When will we reach herd immunity? Here are 3 reasons that's a hard question to answer
- Written by Julie Leask, Professor, University of Sydney
As we try to control COVID-19, many people are keen to know what proportion of the population will need to be vaccinated in order to reach “herd immunity”.
It’s a reasonable question. People are asking because they want to know when we’ll see an end to lockdowns; when they’ll be able to reunite with loved ones overseas; when their businesses will have more security; when headlines will no longer be dominated by COVID-19.
Right now expert modellers are plugging in numbers and looking at various scenarios to estimate the scope of protection different levels of vaccination coverage will give us. We’re expecting to see the results of this modelling from the Doherty Institute as early as this week.
But it’s important to acknowledge it’s difficult to pin down a single magic number for herd immunity.
What is herd immunity again?
To understand why experts often avoid pinpointing a single vaccination figure needed to reach herd immunity for COVID-19, let’s first recap the concept.
Herd immunity is when immunity in a population is high enough to block the pathway for the ongoing transmission of the disease.
While vaccination provides each of us with direct protection against disease, with herd immunity, even people who are unvaccinated benefit from that blocked transmission pathway.
Different diseases have different thresholds for herd immunity. For measles, for example, the herd immunity threshold is 92%-94%. Estimates for COVID-19 have varied, with some putting it at 85% or higher.

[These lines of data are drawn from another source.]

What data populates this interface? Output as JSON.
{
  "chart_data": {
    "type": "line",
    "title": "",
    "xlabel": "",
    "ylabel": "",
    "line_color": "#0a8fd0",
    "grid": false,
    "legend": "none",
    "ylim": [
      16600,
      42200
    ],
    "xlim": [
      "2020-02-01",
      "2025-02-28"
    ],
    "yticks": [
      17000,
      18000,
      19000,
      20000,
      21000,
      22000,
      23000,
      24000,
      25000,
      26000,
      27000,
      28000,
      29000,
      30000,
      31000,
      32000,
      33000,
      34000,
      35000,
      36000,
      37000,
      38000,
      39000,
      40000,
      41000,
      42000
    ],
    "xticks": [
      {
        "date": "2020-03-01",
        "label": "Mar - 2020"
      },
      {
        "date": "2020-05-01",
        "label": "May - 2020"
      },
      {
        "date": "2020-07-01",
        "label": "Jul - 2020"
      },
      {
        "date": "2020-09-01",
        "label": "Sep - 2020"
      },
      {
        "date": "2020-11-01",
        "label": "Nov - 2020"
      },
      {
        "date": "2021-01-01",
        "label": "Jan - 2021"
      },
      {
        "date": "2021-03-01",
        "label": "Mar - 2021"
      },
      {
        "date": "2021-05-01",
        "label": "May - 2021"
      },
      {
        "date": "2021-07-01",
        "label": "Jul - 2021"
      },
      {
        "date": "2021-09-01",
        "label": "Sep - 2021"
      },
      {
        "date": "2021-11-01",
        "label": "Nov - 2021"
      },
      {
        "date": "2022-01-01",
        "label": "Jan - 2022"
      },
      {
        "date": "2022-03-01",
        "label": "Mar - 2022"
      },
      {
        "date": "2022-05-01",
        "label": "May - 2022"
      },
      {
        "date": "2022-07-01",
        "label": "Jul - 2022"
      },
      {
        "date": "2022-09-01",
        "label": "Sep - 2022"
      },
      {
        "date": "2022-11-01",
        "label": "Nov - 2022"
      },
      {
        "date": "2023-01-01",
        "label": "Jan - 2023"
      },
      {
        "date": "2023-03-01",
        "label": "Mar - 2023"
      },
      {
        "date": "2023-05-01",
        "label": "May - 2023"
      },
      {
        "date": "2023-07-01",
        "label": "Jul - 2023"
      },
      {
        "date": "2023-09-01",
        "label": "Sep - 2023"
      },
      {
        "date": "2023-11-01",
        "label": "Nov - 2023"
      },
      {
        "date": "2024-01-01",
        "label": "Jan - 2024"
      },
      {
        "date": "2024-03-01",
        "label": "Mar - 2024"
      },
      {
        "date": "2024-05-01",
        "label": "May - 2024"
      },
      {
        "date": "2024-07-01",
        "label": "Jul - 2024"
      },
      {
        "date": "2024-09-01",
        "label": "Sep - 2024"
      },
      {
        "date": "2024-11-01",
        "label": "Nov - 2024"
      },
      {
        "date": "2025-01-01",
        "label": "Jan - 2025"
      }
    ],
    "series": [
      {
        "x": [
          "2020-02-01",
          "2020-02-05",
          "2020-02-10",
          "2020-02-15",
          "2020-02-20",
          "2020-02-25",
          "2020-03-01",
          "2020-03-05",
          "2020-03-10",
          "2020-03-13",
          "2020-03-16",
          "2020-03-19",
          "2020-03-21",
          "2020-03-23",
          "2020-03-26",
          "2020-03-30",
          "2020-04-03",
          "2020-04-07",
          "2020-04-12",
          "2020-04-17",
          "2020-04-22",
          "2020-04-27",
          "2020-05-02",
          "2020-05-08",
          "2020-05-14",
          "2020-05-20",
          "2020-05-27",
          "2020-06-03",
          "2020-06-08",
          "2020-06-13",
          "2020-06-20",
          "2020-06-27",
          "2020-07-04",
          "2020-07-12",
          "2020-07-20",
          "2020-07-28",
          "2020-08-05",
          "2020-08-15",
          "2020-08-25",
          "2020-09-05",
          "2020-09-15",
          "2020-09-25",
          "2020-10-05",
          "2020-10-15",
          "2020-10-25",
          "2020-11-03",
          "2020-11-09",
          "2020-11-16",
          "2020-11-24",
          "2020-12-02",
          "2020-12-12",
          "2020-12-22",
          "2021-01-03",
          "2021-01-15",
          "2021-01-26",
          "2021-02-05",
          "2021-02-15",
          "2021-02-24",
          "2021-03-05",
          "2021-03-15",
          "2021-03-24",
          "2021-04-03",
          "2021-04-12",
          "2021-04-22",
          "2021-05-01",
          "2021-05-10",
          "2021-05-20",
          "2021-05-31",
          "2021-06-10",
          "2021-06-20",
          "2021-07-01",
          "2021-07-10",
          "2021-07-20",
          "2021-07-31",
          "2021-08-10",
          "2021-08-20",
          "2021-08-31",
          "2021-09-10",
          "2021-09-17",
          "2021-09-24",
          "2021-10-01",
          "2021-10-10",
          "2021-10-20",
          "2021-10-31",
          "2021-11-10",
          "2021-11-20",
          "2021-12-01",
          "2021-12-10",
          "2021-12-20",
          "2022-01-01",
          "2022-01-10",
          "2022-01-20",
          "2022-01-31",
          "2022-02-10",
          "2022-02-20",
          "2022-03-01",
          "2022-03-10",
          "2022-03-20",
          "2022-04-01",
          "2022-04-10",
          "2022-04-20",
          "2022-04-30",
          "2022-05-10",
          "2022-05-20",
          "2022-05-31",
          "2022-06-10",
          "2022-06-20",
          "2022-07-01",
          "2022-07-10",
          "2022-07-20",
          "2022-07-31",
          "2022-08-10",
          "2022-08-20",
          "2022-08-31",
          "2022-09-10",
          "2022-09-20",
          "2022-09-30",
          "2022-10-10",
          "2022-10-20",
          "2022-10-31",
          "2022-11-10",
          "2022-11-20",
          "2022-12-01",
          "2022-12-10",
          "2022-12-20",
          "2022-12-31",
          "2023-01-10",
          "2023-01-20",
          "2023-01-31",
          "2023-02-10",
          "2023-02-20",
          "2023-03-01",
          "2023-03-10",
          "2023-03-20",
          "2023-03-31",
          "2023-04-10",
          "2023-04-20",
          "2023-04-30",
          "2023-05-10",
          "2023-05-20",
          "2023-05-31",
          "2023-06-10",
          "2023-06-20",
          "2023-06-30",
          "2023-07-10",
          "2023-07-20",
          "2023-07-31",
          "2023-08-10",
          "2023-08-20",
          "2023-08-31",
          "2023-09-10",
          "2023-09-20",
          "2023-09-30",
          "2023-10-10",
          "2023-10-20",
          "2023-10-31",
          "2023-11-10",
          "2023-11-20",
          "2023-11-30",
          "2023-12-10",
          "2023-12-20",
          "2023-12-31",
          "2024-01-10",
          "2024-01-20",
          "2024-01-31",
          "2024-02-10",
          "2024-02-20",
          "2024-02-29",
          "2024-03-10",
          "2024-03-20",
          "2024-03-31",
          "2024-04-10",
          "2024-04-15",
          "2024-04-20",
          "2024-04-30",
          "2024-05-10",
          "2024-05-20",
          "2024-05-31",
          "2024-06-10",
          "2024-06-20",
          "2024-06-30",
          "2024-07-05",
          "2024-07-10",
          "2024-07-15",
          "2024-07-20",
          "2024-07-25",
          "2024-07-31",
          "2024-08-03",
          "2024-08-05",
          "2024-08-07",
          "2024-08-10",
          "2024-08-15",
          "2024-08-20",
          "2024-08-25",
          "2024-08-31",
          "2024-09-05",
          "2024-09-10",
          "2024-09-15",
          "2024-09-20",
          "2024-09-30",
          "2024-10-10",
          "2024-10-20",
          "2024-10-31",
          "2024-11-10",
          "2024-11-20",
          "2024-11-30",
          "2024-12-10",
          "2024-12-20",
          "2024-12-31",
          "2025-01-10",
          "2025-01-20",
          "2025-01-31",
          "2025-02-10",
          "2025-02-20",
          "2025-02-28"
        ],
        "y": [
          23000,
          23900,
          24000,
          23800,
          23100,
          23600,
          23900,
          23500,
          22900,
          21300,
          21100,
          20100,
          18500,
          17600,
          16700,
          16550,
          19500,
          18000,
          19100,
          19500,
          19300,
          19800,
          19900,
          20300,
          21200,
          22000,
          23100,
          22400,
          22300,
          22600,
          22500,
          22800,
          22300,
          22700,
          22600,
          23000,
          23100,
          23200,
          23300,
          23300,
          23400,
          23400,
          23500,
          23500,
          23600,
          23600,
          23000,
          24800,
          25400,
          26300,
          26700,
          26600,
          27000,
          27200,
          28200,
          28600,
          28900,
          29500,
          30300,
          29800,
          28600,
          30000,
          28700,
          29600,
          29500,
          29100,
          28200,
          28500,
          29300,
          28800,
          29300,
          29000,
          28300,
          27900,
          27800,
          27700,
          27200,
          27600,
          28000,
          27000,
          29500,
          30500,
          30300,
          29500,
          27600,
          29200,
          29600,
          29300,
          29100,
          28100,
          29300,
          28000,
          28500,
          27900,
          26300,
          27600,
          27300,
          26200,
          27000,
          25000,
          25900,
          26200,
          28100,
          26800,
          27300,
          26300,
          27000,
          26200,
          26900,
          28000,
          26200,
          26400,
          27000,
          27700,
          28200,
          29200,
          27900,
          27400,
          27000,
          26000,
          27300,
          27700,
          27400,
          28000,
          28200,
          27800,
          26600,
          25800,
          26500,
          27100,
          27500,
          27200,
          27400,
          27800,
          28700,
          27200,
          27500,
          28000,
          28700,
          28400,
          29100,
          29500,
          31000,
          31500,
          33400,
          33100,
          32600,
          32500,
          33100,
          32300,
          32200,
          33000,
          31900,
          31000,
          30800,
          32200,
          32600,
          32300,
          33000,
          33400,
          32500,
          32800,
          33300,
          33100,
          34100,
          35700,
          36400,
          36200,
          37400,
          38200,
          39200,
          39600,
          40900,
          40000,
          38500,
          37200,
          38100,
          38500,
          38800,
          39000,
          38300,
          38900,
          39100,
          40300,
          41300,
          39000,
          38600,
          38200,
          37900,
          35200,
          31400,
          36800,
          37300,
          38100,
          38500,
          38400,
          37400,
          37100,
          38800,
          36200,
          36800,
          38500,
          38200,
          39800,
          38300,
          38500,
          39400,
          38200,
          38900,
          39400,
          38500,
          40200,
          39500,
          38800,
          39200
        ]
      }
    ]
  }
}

However, many hesitate to give a single number. Here are three reasons why.
Read more: What is herd immunity and how many people need to be vaccinated to protect a community?
1. Variations in the vaccines, and the disease itself
A single herd immunity figure is difficult to estimate when the infectiousness of SARS-CoV-2 (the virus that causes COVID-19) remains so variable.
We understand the infectiousness of a disease by looking at the R0, or reproduction number — the average number of people infected by one case where no control measures are in place. The ancestral strains of SARS-CoV-2 have an R0 of 2-3, but Delta is estimated to be twice as infectious, with an R0 around 4-6.
The type of vaccine, doses given (whether one or both), and how well the vaccines cover the different variants all factor in.
Estimates from the United Kingdom show two doses of the Pfizer vaccine are between 85% and 95% effective against symptomatic disease with the Alpha variant, while two doses of AstraZeneca are 70% to 85% effective. Overall vaccine effectiveness appears to drop about ten percentage points with the Delta variant.
The lower the vaccine effectiveness, the higher the level of coverage we’ll need to control COVID well.
Daniel Pockett/AAP2. We cannot cover the entire population yet
The Pfizer vaccine has now been provisionally approved for 12-15-year-olds in Australia. If it becomes routinely recommended for this age group, it will still take time to vaccinate them. Even once that occurs, there will remain a gap in our population protection among younger children.
Children should benefit somewhat from adult vaccination. In England, where overall vaccine uptake is 48.5% for two doses, there was initially a decline in infections for children aged under ten years. This is partly due to indirect protection offered by adults being vaccinated.
Read more: How well do COVID vaccines work in the real world?
3. Population protection will vary in time and space
There is rarely a neat threshold after which everything changes for good. Vaccine protection in individuals is likely to wane over time. With that and new variants appearing, we will almost certainly need boosters to sustain population protection against COVID-19.
With influenza vaccination, we rarely even talk about herd immunity, because the duration of protection is so short. By the next flu season, immunity from the current season’s vaccine will be much less effective against the newest viral strain.
Spatially, protection can vary across localities and demographics. Even in a country that has reached a herd immunity threshold for vaccination coverage against measles, you can see small outbreaks in pockets of lower coverage in kids, or where a cohort of teens and adults weren’t adequately vaccinated as children.
The capacity to achieve herd immunity is also affected by population density and how much people in a population mix with a variety of others — what’s called heterogeneity of mixing.
ShutterstockLife will gradually change as more people are vaccinated
Given these factors, it’s understandable experts often avoid giving a single figure for herd immunity.
With the infectiousness of Delta, we will need very high vaccination rates. Then, life will look different, particularly once this happens globally. Australia will be able to relax its border restrictions. We will likely see modified forms of quarantine, such as home quarantine, for those who are fully vaccinated.
COVID outbreaks will happen, but they will be less risky, with fewer people susceptible to serious illness. City or state-wide outbreaks will be replaced by more localised ones.
We will still require good public health measures like rapid contact tracing and isolation. Rapid tests may be used more often. New treatments may be found.
All the while, we need to be as concerned about global vaccine coverage as we are about national coverage. Because all people, regardless of means, have a right to the freedoms and security that come from COVID-19 protection.
And as we’ve heard from global leaders, “None of us will be safe until everyone is safe”.